Mentally struggling... Not doing well
Tuesday 88.5 or maybe .3 or maybe .2 depending where the scale is on the floor.
This is really not going at all well. I am feeling very depressed and low. Some of this is because of Ben and Lou. They are descending into divorce and the house is on the market. I feel so sad and I would love for them to stay together but not if they are going to be so unhappy.
As far as my diet is concerned I was good yesterday until later in the evening. Whilst I was cooking lunch I had a vodka and a half and then before I went to bed I ate two Biscoff biscuits. Why? I know why. I wanted something sweet, something carby. I needed a drink because I felt so low. I just wanted to cry all the time and then I let myself down. No wonder I am putting on weight doing carnivore.
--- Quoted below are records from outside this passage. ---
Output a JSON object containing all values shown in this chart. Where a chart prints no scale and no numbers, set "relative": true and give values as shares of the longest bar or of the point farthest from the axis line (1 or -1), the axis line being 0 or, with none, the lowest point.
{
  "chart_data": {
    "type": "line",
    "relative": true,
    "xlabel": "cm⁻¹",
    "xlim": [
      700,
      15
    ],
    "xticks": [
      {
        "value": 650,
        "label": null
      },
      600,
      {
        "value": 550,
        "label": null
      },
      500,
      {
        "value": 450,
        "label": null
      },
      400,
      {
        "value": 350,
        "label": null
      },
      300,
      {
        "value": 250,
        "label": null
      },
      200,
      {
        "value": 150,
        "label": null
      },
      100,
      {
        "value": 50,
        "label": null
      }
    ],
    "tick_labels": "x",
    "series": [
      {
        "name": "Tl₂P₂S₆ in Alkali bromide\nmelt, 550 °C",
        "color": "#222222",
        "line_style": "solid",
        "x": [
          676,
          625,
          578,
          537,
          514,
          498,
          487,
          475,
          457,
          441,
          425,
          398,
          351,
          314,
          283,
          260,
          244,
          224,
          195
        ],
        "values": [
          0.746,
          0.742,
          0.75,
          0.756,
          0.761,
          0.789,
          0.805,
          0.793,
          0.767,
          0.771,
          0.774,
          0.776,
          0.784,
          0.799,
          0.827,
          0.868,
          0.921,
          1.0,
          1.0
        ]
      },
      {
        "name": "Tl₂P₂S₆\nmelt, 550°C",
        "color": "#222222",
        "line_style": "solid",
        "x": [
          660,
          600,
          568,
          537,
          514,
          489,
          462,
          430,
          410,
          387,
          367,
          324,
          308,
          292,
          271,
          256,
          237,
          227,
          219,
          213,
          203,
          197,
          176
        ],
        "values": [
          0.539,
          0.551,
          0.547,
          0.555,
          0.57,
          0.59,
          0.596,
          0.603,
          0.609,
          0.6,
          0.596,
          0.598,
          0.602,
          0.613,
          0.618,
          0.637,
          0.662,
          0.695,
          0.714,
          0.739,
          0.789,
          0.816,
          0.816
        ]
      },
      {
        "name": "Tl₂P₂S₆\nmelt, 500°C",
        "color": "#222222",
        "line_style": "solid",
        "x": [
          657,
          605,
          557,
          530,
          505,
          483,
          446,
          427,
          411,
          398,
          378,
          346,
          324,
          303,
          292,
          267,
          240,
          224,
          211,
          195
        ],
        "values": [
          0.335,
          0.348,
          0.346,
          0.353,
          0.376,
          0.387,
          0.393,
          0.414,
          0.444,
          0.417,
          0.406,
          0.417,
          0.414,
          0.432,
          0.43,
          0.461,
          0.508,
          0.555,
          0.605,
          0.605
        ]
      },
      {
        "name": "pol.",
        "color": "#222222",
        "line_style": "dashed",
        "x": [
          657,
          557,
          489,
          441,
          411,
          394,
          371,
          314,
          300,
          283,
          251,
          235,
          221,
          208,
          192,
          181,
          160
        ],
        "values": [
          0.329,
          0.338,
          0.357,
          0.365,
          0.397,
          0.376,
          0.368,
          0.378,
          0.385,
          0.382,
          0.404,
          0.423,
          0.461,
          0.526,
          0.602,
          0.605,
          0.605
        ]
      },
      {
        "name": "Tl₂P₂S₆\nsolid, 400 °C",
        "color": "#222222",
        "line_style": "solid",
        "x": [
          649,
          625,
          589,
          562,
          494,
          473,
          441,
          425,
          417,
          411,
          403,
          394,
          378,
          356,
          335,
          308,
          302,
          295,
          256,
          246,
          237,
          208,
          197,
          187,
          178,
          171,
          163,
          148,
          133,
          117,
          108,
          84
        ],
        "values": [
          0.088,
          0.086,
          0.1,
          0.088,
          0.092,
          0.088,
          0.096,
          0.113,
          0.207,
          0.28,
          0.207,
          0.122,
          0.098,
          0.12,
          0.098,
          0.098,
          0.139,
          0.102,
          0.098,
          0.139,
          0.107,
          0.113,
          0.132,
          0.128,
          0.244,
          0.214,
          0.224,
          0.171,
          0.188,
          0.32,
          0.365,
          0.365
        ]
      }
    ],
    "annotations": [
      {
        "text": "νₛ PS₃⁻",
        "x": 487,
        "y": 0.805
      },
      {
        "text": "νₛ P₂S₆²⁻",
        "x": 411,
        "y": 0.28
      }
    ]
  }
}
I am eating loads of protein and fat and then eating carbs which totally destroys everything and just means I am eating masses of calories which is making me fat.
My shoulder is killing me as I have been to physio this morning. I have had a 2 egg omlette with about 4oz of cheese and cooked in butter. All good for a carnivore diet but not if you eat biscuits as well.
Tonight we will have cauliflower and leek cheese. If I make it with creme fraiche and cheese for me and a traditional roux for Mike then I will be ok. I have to do this. If it fails then where do I go? Back to low fat, low calorie? I just can't face that.
I feel very useless and a failure. I cannot go back to 90+ kilos. I just can't.
I need to buck myself up!
I DIDN'T HAVE A DRINK TODAY SO DAY 1.